By invoking such a notorious flop, the “Clerks” animated series was practically daring the same fate upon itself — and in the end, it only lasted half as long as “Desmond Pfeiffer.” But that joke also exemplifies why the show, which premiered with its fourth episode on May 31, 2000, was such a weird, delightfully unpredictable hidden gem, and still the best thing Kevin Smith has ever attached his name to.

Developed for television by Smith, his frequent collaborator Scott Mosier, and David Mandel (best known for his work on “Seinfeld”), “Clerks: The Animated Series” took the original film — a black and white, dirtbag hangout comedy made on a minuscule budget — and turned it into a densely wacky animated series, complete with a megalomaniac billionaire named Leonardo Leonardo (Alec Baldwin) that bears more than a bit of a resemblance to Mr. Burns from “The Simpsons.” That makes it easy to dismiss the show as just stupid, an attempted translation of a cult hit that misses the mark on what made it special. But the show, which renders the characters of the film in the appealingly thick-lined style of “Kim Possible” and “Danny Phantom” art director Stephen Silver, was subtly subversive and fresh, with a meta approach to its humor that feels a few years ahead of its time.
The prime example is the second episode, a parody of a classic TV clip show that came a solid decade before “Community” did a similar bit. In it, Dante and Randal get trapped in a freezer and reminisce about their crazy adventures — which mostly consist of the same clip from the pilot (which, again, hadn’t even actually aired because of the way ABC aired the show) repeated several times.
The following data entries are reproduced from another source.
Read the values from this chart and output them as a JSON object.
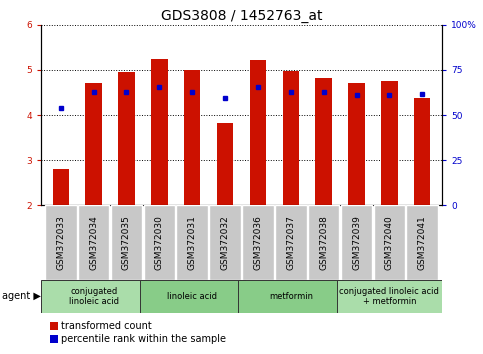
{
  "title": "GDS3808 / 1452763_at",
  "samples": [
    "GSM372033",
    "GSM372034",
    "GSM372035",
    "GSM372030",
    "GSM372031",
    "GSM372032",
    "GSM372036",
    "GSM372037",
    "GSM372038",
    "GSM372039",
    "GSM372040",
    "GSM372041"
  ],
  "red_values": [
    2.8,
    4.7,
    4.95,
    5.25,
    5.0,
    3.83,
    5.22,
    4.97,
    4.83,
    4.72,
    4.75,
    4.38
  ],
  "blue_values": [
    4.15,
    4.52,
    4.52,
    4.62,
    4.52,
    4.38,
    4.62,
    4.52,
    4.52,
    4.45,
    4.45,
    4.47
  ],
  "red_color": "#cc1100",
  "blue_color": "#0000cc",
  "ylim_left": [
    2,
    6
  ],
  "ylim_right": [
    0,
    100
  ],
  "yticks_left": [
    2,
    3,
    4,
    5,
    6
  ],
  "yticks_right": [
    0,
    25,
    50,
    75,
    100
  ],
  "yticklabels_right": [
    "0",
    "25",
    "50",
    "75",
    "100%"
  ],
  "agents": [
    {
      "label": "conjugated\nlinoleic acid",
      "start": 0,
      "end": 3,
      "color": "#aaddaa"
    },
    {
      "label": "linoleic acid",
      "start": 3,
      "end": 6,
      "color": "#88cc88"
    },
    {
      "label": "metformin",
      "start": 6,
      "end": 9,
      "color": "#88cc88"
    },
    {
      "label": "conjugated linoleic acid\n+ metformin",
      "start": 9,
      "end": 12,
      "color": "#aaddaa"
    }
  ],
  "agent_label": "agent",
  "legend_red": "transformed count",
  "legend_blue": "percentile rank within the sample",
  "bar_width": 0.5,
  "base_value": 2.0,
  "tick_bg": "#c8c8c8",
  "title_fontsize": 10,
  "tick_fontsize": 6.5,
  "label_fontsize": 7
}
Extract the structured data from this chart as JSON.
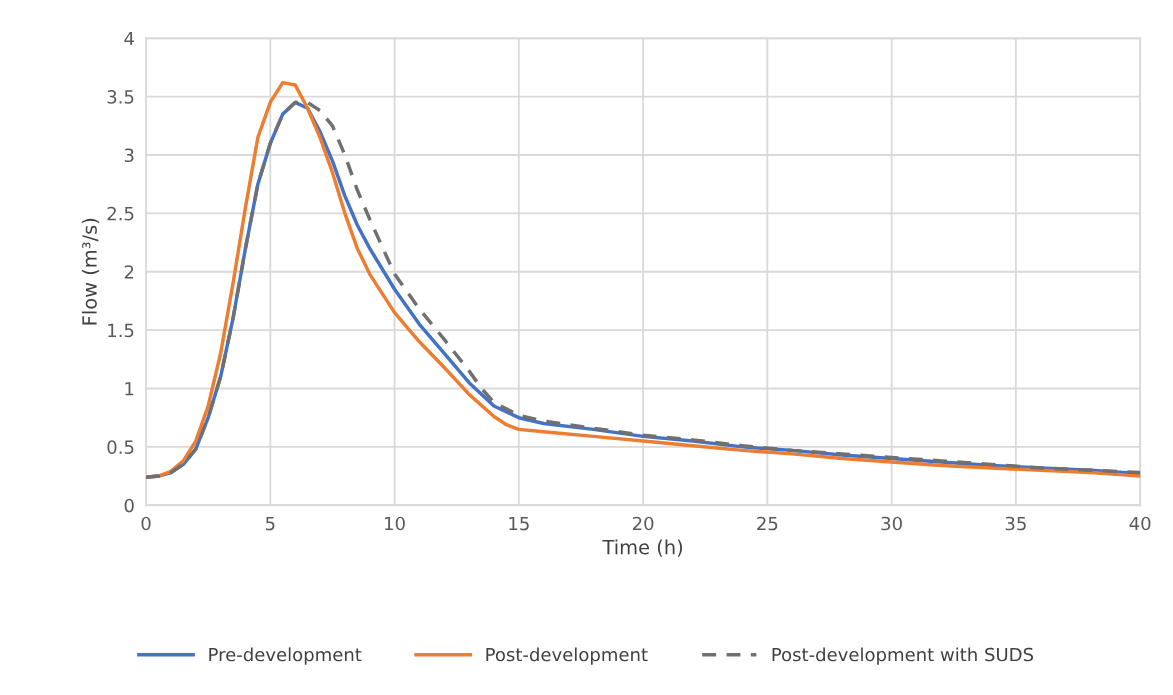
{
  "chart_data": {
    "type": "line",
    "xlabel": "Time (h)",
    "ylabel": "Flow (m³/s)",
    "xlim": [
      0,
      40
    ],
    "xticks": [
      0,
      5,
      10,
      15,
      20,
      25,
      30,
      35,
      40
    ],
    "ylim": [
      0,
      4
    ],
    "yticks": [
      0,
      0.5,
      1,
      1.5,
      2,
      2.5,
      3,
      3.5,
      4
    ],
    "grid": true,
    "legend": "bottom",
    "marker": "none",
    "series": [
      {
        "name": "Pre-development",
        "color": "#4472c4",
        "line_style": "solid",
        "x": [
          0,
          0.5,
          1,
          1.5,
          2,
          2.5,
          3,
          3.5,
          4,
          4.5,
          5,
          5.5,
          6,
          6.5,
          7,
          7.5,
          8,
          8.5,
          9,
          10,
          11,
          12,
          13,
          14,
          15,
          16,
          18,
          20,
          22,
          24,
          26,
          28,
          30,
          32,
          34,
          36,
          38,
          40
        ],
        "values": [
          0.24,
          0.25,
          0.28,
          0.35,
          0.48,
          0.75,
          1.1,
          1.6,
          2.2,
          2.75,
          3.1,
          3.35,
          3.45,
          3.4,
          3.2,
          2.95,
          2.65,
          2.4,
          2.2,
          1.85,
          1.55,
          1.3,
          1.05,
          0.85,
          0.75,
          0.7,
          0.65,
          0.59,
          0.55,
          0.5,
          0.47,
          0.43,
          0.4,
          0.37,
          0.34,
          0.32,
          0.3,
          0.27
        ]
      },
      {
        "name": "Post-development",
        "color": "#ed7d31",
        "line_style": "solid",
        "x": [
          0,
          0.5,
          1,
          1.5,
          2,
          2.5,
          3,
          3.5,
          4,
          4.5,
          5,
          5.5,
          6,
          6.5,
          7,
          7.5,
          8,
          8.5,
          9,
          10,
          11,
          12,
          13,
          14,
          14.5,
          15,
          16,
          18,
          20,
          22,
          24,
          26,
          28,
          30,
          32,
          34,
          36,
          38,
          40
        ],
        "values": [
          0.24,
          0.25,
          0.29,
          0.38,
          0.55,
          0.85,
          1.3,
          1.9,
          2.55,
          3.15,
          3.45,
          3.62,
          3.6,
          3.4,
          3.15,
          2.85,
          2.5,
          2.2,
          1.98,
          1.65,
          1.4,
          1.18,
          0.95,
          0.76,
          0.69,
          0.65,
          0.63,
          0.59,
          0.55,
          0.51,
          0.47,
          0.44,
          0.4,
          0.37,
          0.34,
          0.32,
          0.3,
          0.28,
          0.25
        ]
      },
      {
        "name": "Post-development with SUDS",
        "color": "#707070",
        "line_style": "dashed",
        "x": [
          0,
          0.5,
          1,
          1.5,
          2,
          2.5,
          3,
          3.5,
          4,
          4.5,
          5,
          5.5,
          6,
          6.5,
          7,
          7.5,
          8,
          8.5,
          9,
          10,
          11,
          12,
          13,
          13.5,
          14,
          15,
          16,
          18,
          20,
          22,
          24,
          26,
          28,
          30,
          32,
          34,
          36,
          38,
          40
        ],
        "values": [
          0.24,
          0.25,
          0.28,
          0.35,
          0.48,
          0.75,
          1.1,
          1.6,
          2.2,
          2.75,
          3.1,
          3.35,
          3.45,
          3.45,
          3.38,
          3.25,
          3.0,
          2.7,
          2.45,
          1.98,
          1.68,
          1.42,
          1.15,
          1.0,
          0.88,
          0.77,
          0.72,
          0.66,
          0.6,
          0.56,
          0.51,
          0.47,
          0.44,
          0.41,
          0.38,
          0.35,
          0.32,
          0.3,
          0.28
        ]
      }
    ]
  }
}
The joke escalates from there: they start flashing back to earlier moments from the episode, they get trapped in a loop of flashbacks of the same moment, and eventually the show moves on to flashbacks of scenes we’ve never seen before.
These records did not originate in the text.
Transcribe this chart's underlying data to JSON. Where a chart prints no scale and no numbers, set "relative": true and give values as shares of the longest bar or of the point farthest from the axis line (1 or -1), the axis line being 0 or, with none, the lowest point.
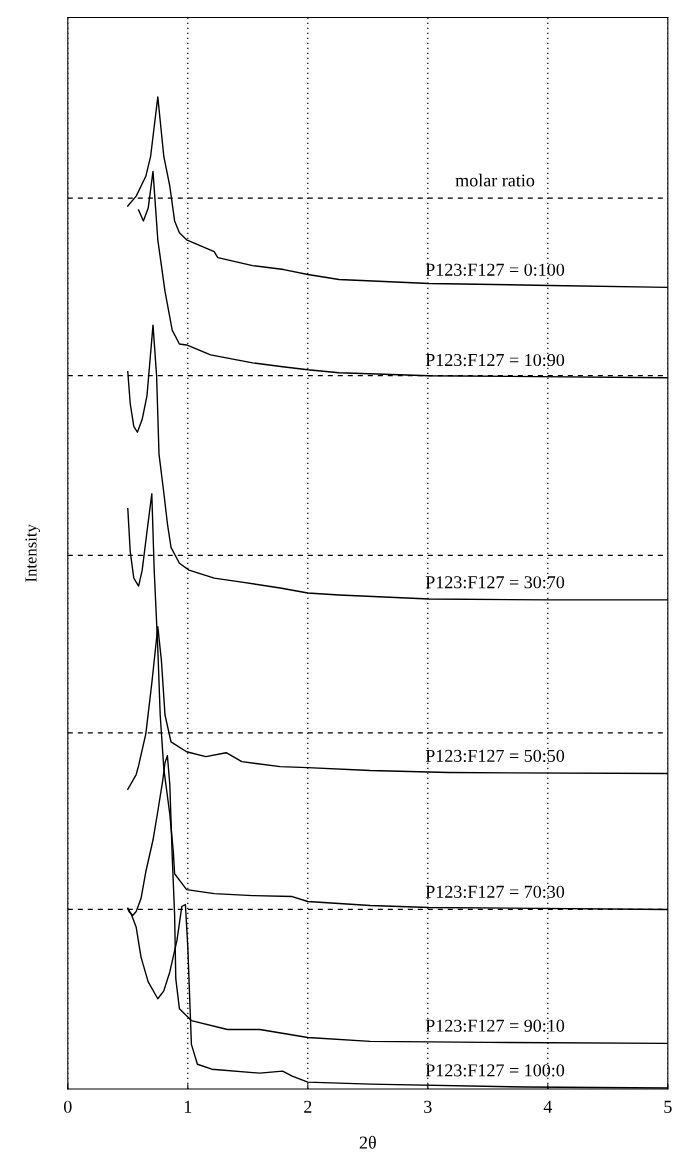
{
  "chart_data": {
    "type": "line",
    "relative": true,
    "xlabel": "2θ",
    "ylabel": "Intensity",
    "xlim": [
      0,
      5
    ],
    "xticks": [
      0,
      1,
      2,
      3,
      4,
      5
    ],
    "grid": "x",
    "legend": false,
    "marker": "none",
    "line_style": "solid",
    "annotations": [
      "molar ratio"
    ],
    "ref_lines": [
      {
        "axis": "y",
        "value": 0.898,
        "color": "#000000",
        "line_style": "dashed"
      },
      {
        "axis": "y",
        "value": 0.719,
        "color": "#000000",
        "line_style": "dashed"
      },
      {
        "axis": "y",
        "value": 0.538,
        "color": "#000000",
        "line_style": "dashed"
      },
      {
        "axis": "y",
        "value": 0.359,
        "color": "#000000",
        "line_style": "dashed"
      },
      {
        "axis": "y",
        "value": 0.181,
        "color": "#000000",
        "line_style": "dashed"
      }
    ],
    "series": [
      {
        "name": "P123:F127 = 0:100",
        "color": "#000000",
        "x": [
          0.5,
          0.57,
          0.65,
          0.69,
          0.75,
          0.8,
          0.85,
          0.89,
          0.93,
          0.99,
          1.22,
          1.25,
          1.54,
          1.8,
          2.0,
          2.26,
          3.01,
          4.02,
          5.0
        ],
        "values": [
          0.89,
          0.9,
          0.92,
          0.94,
          1.0,
          0.94,
          0.91,
          0.875,
          0.863,
          0.856,
          0.844,
          0.838,
          0.83,
          0.826,
          0.821,
          0.816,
          0.812,
          0.81,
          0.808
        ]
      },
      {
        "name": "P123:F127 = 10:90",
        "color": "#000000",
        "x": [
          0.59,
          0.63,
          0.67,
          0.71,
          0.75,
          0.81,
          0.87,
          0.93,
          0.99,
          1.19,
          1.54,
          1.79,
          2.0,
          2.26,
          3.01,
          5.0
        ],
        "values": [
          0.886,
          0.875,
          0.888,
          0.925,
          0.856,
          0.804,
          0.765,
          0.751,
          0.75,
          0.74,
          0.732,
          0.728,
          0.725,
          0.722,
          0.719,
          0.717
        ]
      },
      {
        "name": "P123:F127 = 30:70",
        "color": "#000000",
        "x": [
          0.5,
          0.52,
          0.55,
          0.58,
          0.62,
          0.66,
          0.71,
          0.74,
          0.76,
          0.8,
          0.83,
          0.86,
          0.93,
          1.01,
          1.22,
          1.45,
          1.77,
          2.0,
          2.26,
          3.01,
          4.02,
          5.0
        ],
        "values": [
          0.723,
          0.691,
          0.668,
          0.662,
          0.675,
          0.699,
          0.77,
          0.719,
          0.64,
          0.601,
          0.57,
          0.546,
          0.53,
          0.523,
          0.515,
          0.511,
          0.505,
          0.5,
          0.498,
          0.494,
          0.493,
          0.493
        ]
      },
      {
        "name": "P123:F127 = 50:50",
        "color": "#000000",
        "x": [
          0.5,
          0.57,
          0.59,
          0.65,
          0.7,
          0.75,
          0.78,
          0.81,
          0.86,
          0.99,
          1.15,
          1.32,
          1.45,
          1.77,
          2.0,
          2.52,
          3.17,
          5.0
        ],
        "values": [
          0.302,
          0.317,
          0.326,
          0.358,
          0.409,
          0.466,
          0.432,
          0.377,
          0.35,
          0.34,
          0.335,
          0.339,
          0.33,
          0.325,
          0.324,
          0.321,
          0.319,
          0.318
        ]
      },
      {
        "name": "P123:F127 = 70:30",
        "color": "#000000",
        "x": [
          0.5,
          0.52,
          0.55,
          0.59,
          0.62,
          0.66,
          0.7,
          0.72,
          0.75,
          0.77,
          0.8,
          0.85,
          0.88,
          0.89,
          0.99,
          1.22,
          1.54,
          1.87,
          2.0,
          2.52,
          3.01,
          5.0
        ],
        "values": [
          0.585,
          0.542,
          0.515,
          0.507,
          0.523,
          0.562,
          0.6,
          0.523,
          0.444,
          0.377,
          0.323,
          0.277,
          0.238,
          0.217,
          0.201,
          0.197,
          0.195,
          0.194,
          0.189,
          0.185,
          0.183,
          0.181
        ]
      },
      {
        "name": "P123:F127 = 90:10",
        "color": "#000000",
        "x": [
          0.5,
          0.51,
          0.54,
          0.57,
          0.61,
          0.65,
          0.71,
          0.75,
          0.79,
          0.81,
          0.83,
          0.85,
          0.87,
          0.89,
          0.9,
          0.93,
          1.03,
          1.33,
          1.6,
          2.0,
          2.52,
          3.5,
          5.0
        ],
        "values": [
          0.182,
          0.179,
          0.175,
          0.179,
          0.192,
          0.219,
          0.251,
          0.28,
          0.31,
          0.329,
          0.336,
          0.307,
          0.235,
          0.176,
          0.111,
          0.081,
          0.069,
          0.06,
          0.06,
          0.052,
          0.048,
          0.047,
          0.046
        ]
      },
      {
        "name": "P123:F127 = 100:0",
        "color": "#000000",
        "x": [
          0.5,
          0.53,
          0.57,
          0.61,
          0.67,
          0.75,
          0.8,
          0.85,
          0.91,
          0.95,
          0.98,
          1.0,
          1.03,
          1.08,
          1.2,
          1.6,
          1.79,
          1.87,
          2.0,
          2.52,
          3.82,
          5.0
        ],
        "values": [
          0.182,
          0.176,
          0.163,
          0.133,
          0.108,
          0.091,
          0.099,
          0.118,
          0.15,
          0.184,
          0.186,
          0.143,
          0.045,
          0.025,
          0.02,
          0.016,
          0.018,
          0.013,
          0.007,
          0.005,
          0.002,
          0.001
        ]
      }
    ]
  }
}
That’s the funniest and cleverest episode of the show, but the other five have a lot to like about them as well. A bit meaner and rougher than Smith’s other work — which tends to be rather sentimental at heart — “Clerks: The Animated Series” isn’t particularly interested in making its characters and their dead-end lives relatable. Instead, the episodes veer into absurd, cheekily bizarre directions, breaking the fourth wall at every opportunity. Episode 3 begins with Randal and Dante opening fan mail and addressing the lack of diversity on the show by introducing the first Black character (who isn’t actually allowed to speak or do anything of note). The fourth episode, a parody of a courtroom drama in which Dante gets sued by Jay (Jason Mewes) after the slacker slips at the Quick Mart, leaves the case unresolved when a disclaimer that the episode’s ending was lost precedes a parody sequence purporting to be a new ending created by an outsourced Korean animation team. The final episode ends in a tribute to the iconic “Looney Tunes” short “Duck Amuck,” which doesn’t work as a way to close out the barebones plot at all, but tips its hat to the inspirations behind the show’s anarchic, non-sequitur humor.
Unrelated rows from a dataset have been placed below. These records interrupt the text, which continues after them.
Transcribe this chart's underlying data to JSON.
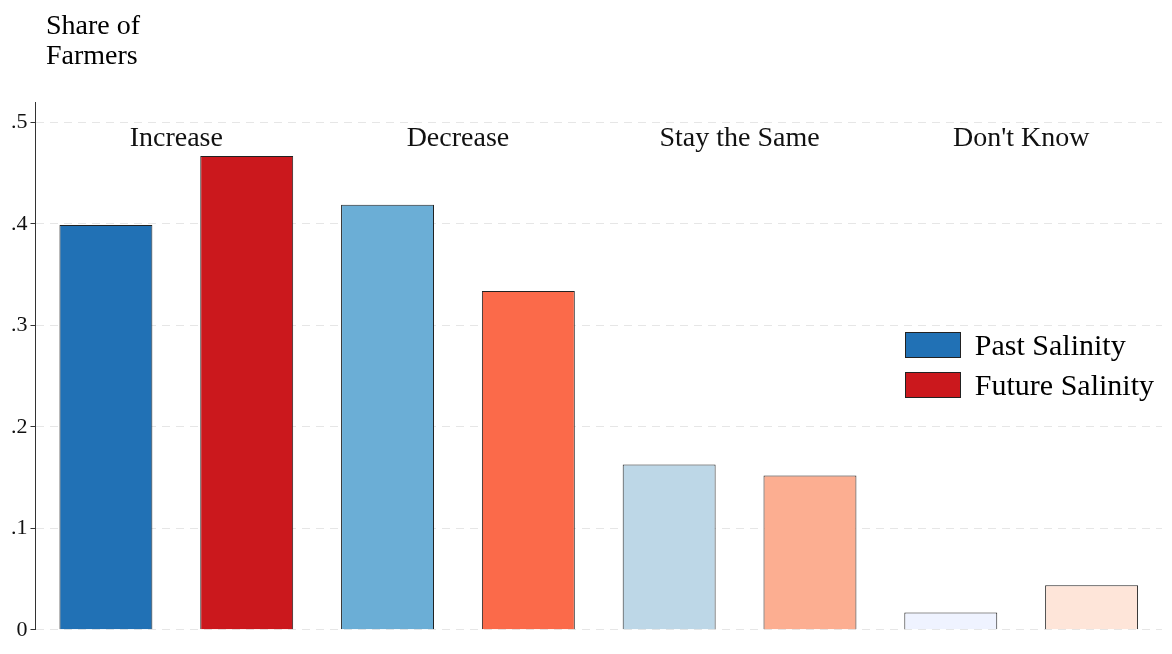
{
  "chart_data": {
    "type": "bar",
    "ylabel": "Share of Farmers",
    "categories": [
      "Increase",
      "Decrease",
      "Stay the Same",
      "Don't Know"
    ],
    "series": [
      {
        "name": "Past Salinity",
        "color": "#2171b5",
        "colors": [
          "#2171b5",
          "#6baed6",
          "#bdd7e7",
          "#eff3ff"
        ],
        "values": [
          0.399,
          0.419,
          0.163,
          0.017
        ]
      },
      {
        "name": "Future Salinity",
        "color": "#cb181d",
        "colors": [
          "#cb181d",
          "#fb6a4a",
          "#fcae91",
          "#fee5d9"
        ],
        "values": [
          0.467,
          0.334,
          0.152,
          0.044
        ]
      }
    ],
    "ylim": [
      0,
      0.52
    ],
    "yticks": [
      {
        "value": 0,
        "label": "0"
      },
      {
        "value": 0.1,
        "label": ".1"
      },
      {
        "value": 0.2,
        "label": ".2"
      },
      {
        "value": 0.3,
        "label": ".3"
      },
      {
        "value": 0.4,
        "label": ".4"
      },
      {
        "value": 0.5,
        "label": ".5"
      }
    ],
    "grid": "y",
    "legend": "right"
  }
}
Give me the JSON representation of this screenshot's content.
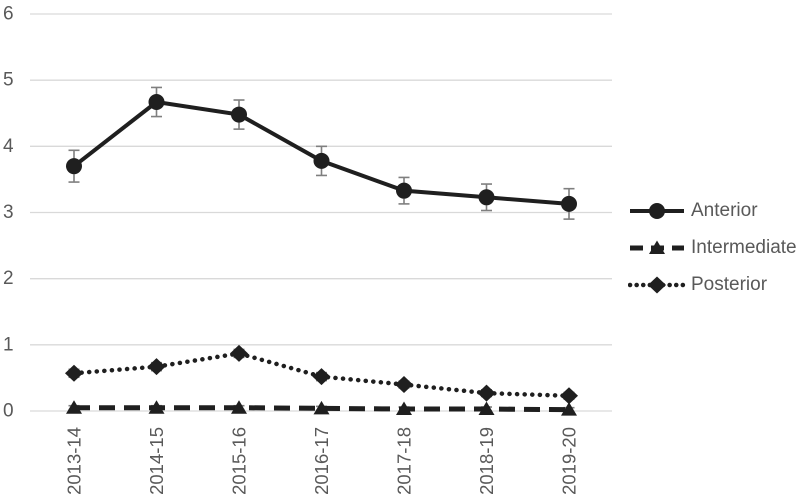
{
  "page": {
    "background": "#ffffff"
  },
  "colors": {
    "series": "#1f1f1f",
    "gridline": "#d9d9d9",
    "tick_label": "#595959",
    "error_bar": "#7f7f7f",
    "background": "#ffffff"
  },
  "chart_data": {
    "type": "line",
    "title": "",
    "xlabel": "",
    "ylabel": "",
    "categories": [
      "2013-14",
      "2014-15",
      "2015-16",
      "2016-17",
      "2017-18",
      "2018-19",
      "2019-20"
    ],
    "series": [
      {
        "name": "Anterior",
        "line_style": "solid",
        "marker": "circle",
        "values": [
          3.7,
          4.67,
          4.48,
          3.78,
          3.33,
          3.23,
          3.13
        ],
        "error_bars": [
          0.24,
          0.22,
          0.22,
          0.22,
          0.2,
          0.2,
          0.23
        ]
      },
      {
        "name": "Intermediate",
        "line_style": "dashed",
        "marker": "triangle",
        "values": [
          0.05,
          0.05,
          0.05,
          0.04,
          0.03,
          0.03,
          0.02
        ],
        "error_bars": [
          0.03,
          0.03,
          0.03,
          0.03,
          0.03,
          0.03,
          0.03
        ]
      },
      {
        "name": "Posterior",
        "line_style": "dotted",
        "marker": "diamond",
        "values": [
          0.57,
          0.67,
          0.87,
          0.52,
          0.4,
          0.27,
          0.23
        ],
        "error_bars": [
          0.06,
          0.06,
          0.06,
          0.06,
          0.05,
          0.05,
          0.05
        ]
      }
    ],
    "ylim": [
      0,
      6
    ],
    "yticks": [
      0,
      1,
      2,
      3,
      4,
      5,
      6
    ],
    "grid": true,
    "legend_position": "right"
  }
}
Not everything about “Clerks: The Animated Series” holds up to time. It’s an extremely 2000 series in every respect: its general burnout vibe, its cultural references to pressing issues like disappointment over “The Phantom Menace,” and its tendency towards edgelordey shock humor and gay jokes — though the finale, at least, directly self-mocks how much the series overplays the bro-ey gay panic. But its faults are easy to forgive when the six episodes are so funny and clever, and make you wish there were more. You get the sense that the people behind the show were content for it to be a short-lived gem though: by the sixth episode, when Dante and Randal attend a panel to speak about making “Clerks” and get accosted by fans of the movie who hate the show, it’s pretty clear that the series was around for a good time, not a long time.
Every episode of “Clerks: The Animated Series” can be purchased on Apple TV+.